Forêt des collectivités

OPPOSITIONS FACE AUX DISPOSITIONS DE L’ONF SUR L’AFFOUAGE
Une circulaire nationale datant du 4 septembre 2017 est appliquée en Savoie concernant l’affouage et fixe un nouveau critère de dangerosité des coupes : les zones de pente supérieures à 40% deviennent exclues. Or, en Savoie, plus de 80% des forêts ont une pente supérieure à 40%. Cela implique que l’affouage n’est plus réalisable sur une grande partie du département. Compte tenu de l’importance sociale de l’affouage dans le milieu rural, tout comme de l’enjeu sylvicole pour la forêt, quelles vont être les conséquences pratiques de cette décision en zone de montagne ?

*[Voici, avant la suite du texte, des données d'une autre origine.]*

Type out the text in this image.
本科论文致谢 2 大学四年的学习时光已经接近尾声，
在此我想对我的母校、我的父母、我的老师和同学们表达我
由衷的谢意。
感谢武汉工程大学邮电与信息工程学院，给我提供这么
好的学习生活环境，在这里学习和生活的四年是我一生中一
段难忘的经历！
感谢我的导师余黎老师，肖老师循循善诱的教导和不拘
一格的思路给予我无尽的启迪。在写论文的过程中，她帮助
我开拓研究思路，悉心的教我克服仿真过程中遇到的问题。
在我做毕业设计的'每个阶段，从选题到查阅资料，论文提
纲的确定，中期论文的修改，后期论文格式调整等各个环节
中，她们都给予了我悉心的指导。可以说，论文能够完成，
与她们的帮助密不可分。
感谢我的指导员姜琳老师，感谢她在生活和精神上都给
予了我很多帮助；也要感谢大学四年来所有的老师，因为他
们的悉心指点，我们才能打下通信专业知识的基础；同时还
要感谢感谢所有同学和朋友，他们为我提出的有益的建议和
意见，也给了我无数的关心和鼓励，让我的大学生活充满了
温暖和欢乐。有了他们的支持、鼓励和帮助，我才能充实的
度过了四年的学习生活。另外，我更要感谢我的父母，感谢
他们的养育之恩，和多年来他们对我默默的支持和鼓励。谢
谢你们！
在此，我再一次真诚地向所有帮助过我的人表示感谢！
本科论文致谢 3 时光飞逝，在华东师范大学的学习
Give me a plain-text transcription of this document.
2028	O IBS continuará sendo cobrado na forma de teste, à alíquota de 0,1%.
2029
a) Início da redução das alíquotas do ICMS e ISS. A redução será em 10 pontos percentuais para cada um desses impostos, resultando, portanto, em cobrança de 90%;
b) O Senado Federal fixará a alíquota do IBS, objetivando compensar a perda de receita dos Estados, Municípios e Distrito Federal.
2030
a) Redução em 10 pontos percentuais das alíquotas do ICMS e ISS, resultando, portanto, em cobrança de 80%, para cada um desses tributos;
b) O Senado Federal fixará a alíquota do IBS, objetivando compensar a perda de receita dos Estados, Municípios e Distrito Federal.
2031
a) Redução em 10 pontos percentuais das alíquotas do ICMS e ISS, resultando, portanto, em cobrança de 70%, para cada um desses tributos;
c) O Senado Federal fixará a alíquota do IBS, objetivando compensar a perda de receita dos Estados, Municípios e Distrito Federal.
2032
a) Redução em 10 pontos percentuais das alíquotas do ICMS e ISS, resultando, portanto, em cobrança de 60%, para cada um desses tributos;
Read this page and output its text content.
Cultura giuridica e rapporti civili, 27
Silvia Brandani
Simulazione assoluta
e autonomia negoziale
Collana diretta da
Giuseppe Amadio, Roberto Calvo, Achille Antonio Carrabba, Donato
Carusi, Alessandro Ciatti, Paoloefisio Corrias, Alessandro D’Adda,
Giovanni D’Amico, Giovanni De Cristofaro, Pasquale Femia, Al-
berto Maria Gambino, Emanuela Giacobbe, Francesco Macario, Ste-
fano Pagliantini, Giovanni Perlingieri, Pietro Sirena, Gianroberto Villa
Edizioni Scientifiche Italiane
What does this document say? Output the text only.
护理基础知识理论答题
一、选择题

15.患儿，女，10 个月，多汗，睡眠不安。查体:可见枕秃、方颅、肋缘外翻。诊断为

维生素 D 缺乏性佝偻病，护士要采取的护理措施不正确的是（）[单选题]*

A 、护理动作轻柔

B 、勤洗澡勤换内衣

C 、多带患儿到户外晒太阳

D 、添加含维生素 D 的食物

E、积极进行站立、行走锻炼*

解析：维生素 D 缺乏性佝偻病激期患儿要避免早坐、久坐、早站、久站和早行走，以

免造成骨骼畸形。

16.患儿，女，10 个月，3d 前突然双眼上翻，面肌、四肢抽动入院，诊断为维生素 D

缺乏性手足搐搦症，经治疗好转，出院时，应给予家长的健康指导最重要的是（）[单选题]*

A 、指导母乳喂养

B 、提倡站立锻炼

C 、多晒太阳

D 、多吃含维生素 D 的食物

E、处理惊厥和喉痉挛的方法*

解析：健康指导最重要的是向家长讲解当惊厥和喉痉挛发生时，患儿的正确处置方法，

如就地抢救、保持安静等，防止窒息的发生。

Suite à la mise en place de cette instruction, de nombreuses communes nous ont fait part de leur opposition face aux dispositions de l’ONF sur l’affouage. L’Association des Communes forestières est également en action pour que cette instruction évolue de manière à ce que la spécificité montagne soit reconnue et que l’affouage perdure.

Une réunion a eu lieu le 11 juillet dernier, à Paris avec les Députés Mme. Bonnivard, M. Saddier, la sénatrice Mme. Berthet, l’ONF et les Communes forestières. Elle avait pour but d’identifier les limites pour les communes de montagne dans la mise en œuvre de l’instruction de l’Office national des forêts et les pistes à mettre en œuvre pour qu’elle soit « acceptable » pour toutes les parties.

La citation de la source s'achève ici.